Applying a Mathematical Diagnostic Tool to Detect Numerical Pathologies in Atmospheric Physics Parameterizations
Numerical models can help researchers develop an understanding of atmospheric physics. However, results computed by numerical models may be misleading if their mathematical algorithms cause large inaccuracies. Computational scientists employ a diagnostic tool called convergence testing to help verify if the behavior of the numerical results is consistent with the characteristics of the underlying equations that describe the physics. In this study, researchers applied this tool to a sophisticated numerical model of turbulence and clouds. Such atmospheric physics parameterizations are not usually subjected to convergence testing of numerical discretization, partly because of the difficulty in identifying the cause of non-convergent results. However, guided by the convergence tests, the researchers identified and addressed issues in the numerical algorithms used in this physics parameterization, improving the overall fidelity of the results.
When convergence testing suggests proper behavior, researchers can have more confidence that the numerical model, if it is run at adequate resolution, faithfully represents the physics described by the model equations. This is a necessary foundation for further work to increase numerical accuracy.
Atmospheric physics parameterizations are simplified descriptions of atmospheric processes that cost too much computing power to simulate in detail. Typically, parametrization development focuses on the formulation of underlying mathematical equations rather than the numerical algorithms that solve those equations. Resolution convergence testing assesses the behavior of the numerical results by varying the resolution across a wide range.

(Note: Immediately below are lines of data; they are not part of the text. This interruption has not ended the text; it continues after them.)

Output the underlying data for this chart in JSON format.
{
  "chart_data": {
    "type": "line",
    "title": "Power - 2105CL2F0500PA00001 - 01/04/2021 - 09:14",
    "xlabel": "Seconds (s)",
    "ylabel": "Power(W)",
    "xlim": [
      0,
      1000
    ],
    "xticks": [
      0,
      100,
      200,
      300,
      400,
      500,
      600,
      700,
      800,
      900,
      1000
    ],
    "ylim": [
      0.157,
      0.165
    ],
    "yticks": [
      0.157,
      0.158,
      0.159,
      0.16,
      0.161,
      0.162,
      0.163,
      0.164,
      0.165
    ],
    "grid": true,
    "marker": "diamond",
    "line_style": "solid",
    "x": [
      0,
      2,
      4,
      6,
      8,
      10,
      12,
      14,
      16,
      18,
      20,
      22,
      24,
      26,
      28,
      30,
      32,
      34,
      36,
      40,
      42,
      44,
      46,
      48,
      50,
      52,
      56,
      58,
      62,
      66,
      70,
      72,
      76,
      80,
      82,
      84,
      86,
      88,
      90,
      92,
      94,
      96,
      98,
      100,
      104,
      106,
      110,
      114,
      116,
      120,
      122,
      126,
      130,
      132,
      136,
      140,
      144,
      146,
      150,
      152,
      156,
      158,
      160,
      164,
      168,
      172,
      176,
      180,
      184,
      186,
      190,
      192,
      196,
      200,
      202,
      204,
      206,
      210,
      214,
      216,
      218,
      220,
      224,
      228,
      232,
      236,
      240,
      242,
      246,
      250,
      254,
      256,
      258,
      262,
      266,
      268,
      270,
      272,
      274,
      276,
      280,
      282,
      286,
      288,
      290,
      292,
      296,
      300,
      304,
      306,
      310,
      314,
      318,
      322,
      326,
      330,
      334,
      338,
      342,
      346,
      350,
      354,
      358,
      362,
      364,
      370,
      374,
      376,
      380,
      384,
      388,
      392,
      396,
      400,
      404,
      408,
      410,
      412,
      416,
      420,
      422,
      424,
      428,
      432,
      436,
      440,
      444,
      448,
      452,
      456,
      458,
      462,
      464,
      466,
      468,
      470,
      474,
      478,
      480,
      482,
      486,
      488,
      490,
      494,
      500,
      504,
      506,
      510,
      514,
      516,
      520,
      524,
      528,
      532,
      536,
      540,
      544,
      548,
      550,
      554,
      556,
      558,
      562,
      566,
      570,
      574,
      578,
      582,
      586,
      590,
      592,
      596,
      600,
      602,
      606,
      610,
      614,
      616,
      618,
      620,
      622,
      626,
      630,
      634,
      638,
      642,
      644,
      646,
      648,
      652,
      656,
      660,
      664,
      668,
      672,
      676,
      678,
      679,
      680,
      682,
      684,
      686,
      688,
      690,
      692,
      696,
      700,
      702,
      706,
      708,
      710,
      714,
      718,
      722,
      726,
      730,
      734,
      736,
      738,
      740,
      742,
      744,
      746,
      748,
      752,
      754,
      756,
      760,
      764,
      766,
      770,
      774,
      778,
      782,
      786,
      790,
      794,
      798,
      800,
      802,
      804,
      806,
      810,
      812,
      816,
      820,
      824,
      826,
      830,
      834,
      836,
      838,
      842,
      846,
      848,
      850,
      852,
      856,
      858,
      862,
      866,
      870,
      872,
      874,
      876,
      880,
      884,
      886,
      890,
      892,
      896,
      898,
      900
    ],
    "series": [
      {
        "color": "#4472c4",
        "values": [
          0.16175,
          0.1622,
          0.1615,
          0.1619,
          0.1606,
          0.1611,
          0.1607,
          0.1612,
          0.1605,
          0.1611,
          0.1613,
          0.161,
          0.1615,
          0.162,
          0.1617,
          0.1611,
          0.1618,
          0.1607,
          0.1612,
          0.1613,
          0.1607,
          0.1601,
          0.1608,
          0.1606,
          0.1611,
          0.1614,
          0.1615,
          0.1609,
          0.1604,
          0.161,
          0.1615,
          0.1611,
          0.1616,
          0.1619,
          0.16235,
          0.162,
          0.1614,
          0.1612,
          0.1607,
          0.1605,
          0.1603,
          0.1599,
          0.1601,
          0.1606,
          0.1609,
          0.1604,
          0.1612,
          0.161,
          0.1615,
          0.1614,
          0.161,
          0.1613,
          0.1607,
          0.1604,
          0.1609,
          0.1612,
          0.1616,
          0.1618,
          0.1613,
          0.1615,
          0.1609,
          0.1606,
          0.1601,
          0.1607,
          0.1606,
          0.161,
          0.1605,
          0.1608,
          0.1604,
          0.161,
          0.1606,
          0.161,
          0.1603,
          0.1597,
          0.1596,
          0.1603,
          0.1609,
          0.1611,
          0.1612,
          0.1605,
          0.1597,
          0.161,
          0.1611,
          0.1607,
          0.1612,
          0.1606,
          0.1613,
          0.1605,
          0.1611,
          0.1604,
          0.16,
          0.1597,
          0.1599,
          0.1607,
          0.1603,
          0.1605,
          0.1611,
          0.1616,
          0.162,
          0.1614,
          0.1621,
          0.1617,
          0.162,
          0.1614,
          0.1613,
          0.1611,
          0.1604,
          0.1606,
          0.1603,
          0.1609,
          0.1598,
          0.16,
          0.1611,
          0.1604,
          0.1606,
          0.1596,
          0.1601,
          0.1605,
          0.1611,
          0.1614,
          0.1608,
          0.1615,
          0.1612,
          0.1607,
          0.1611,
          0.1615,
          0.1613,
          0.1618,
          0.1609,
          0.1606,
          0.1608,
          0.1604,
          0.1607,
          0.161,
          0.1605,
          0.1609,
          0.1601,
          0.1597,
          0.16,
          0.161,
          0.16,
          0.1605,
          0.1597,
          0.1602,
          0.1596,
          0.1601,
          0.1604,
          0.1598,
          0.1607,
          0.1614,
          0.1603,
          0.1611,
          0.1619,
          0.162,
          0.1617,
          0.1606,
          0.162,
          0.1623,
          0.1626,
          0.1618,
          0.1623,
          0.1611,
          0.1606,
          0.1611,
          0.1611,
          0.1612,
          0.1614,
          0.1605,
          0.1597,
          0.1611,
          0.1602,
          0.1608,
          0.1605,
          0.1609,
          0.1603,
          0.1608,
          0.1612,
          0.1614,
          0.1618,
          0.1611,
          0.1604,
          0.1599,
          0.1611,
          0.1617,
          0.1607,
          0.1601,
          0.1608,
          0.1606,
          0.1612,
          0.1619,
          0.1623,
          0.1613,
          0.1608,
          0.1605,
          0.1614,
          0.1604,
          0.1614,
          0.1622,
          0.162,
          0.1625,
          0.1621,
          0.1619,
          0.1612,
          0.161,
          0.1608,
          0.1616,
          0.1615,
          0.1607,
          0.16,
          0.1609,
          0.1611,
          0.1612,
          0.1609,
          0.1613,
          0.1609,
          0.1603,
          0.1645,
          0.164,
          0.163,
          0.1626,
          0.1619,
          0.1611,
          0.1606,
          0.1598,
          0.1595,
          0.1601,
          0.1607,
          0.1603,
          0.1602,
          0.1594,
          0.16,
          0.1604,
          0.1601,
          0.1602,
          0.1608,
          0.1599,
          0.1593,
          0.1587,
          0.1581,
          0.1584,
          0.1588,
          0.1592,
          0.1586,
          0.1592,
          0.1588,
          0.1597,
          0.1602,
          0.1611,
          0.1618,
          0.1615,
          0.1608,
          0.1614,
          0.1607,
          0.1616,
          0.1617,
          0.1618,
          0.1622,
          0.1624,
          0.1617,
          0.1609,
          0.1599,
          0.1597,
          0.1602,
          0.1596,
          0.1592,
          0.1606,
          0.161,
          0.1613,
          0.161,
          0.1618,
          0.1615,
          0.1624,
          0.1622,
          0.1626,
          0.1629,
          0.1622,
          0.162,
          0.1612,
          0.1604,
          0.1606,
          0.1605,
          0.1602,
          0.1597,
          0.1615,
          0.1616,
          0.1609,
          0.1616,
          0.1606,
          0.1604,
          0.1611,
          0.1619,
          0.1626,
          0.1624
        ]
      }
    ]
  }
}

In this study, researchers applied resolution convergence testing to a sophisticated turbulence and cloud parameterization and found non-convergent behavior in several test cases. Through a close collaboration between atmospheric model developers and applied mathematicians, the team identified and reformulated problematic components of the numerical algorithms used in the parameterization. After reformulation, the model produced the expected convergence behavior in four test cases covering a diverse range of weather regimes. This enhances confidence in the trustworthiness of the numerical results. It also provides a necessary foundation for future improvements to the numerical accuracy. Both the method of testing and the numerical issues detected are expected to be relevant to other atmospheric models.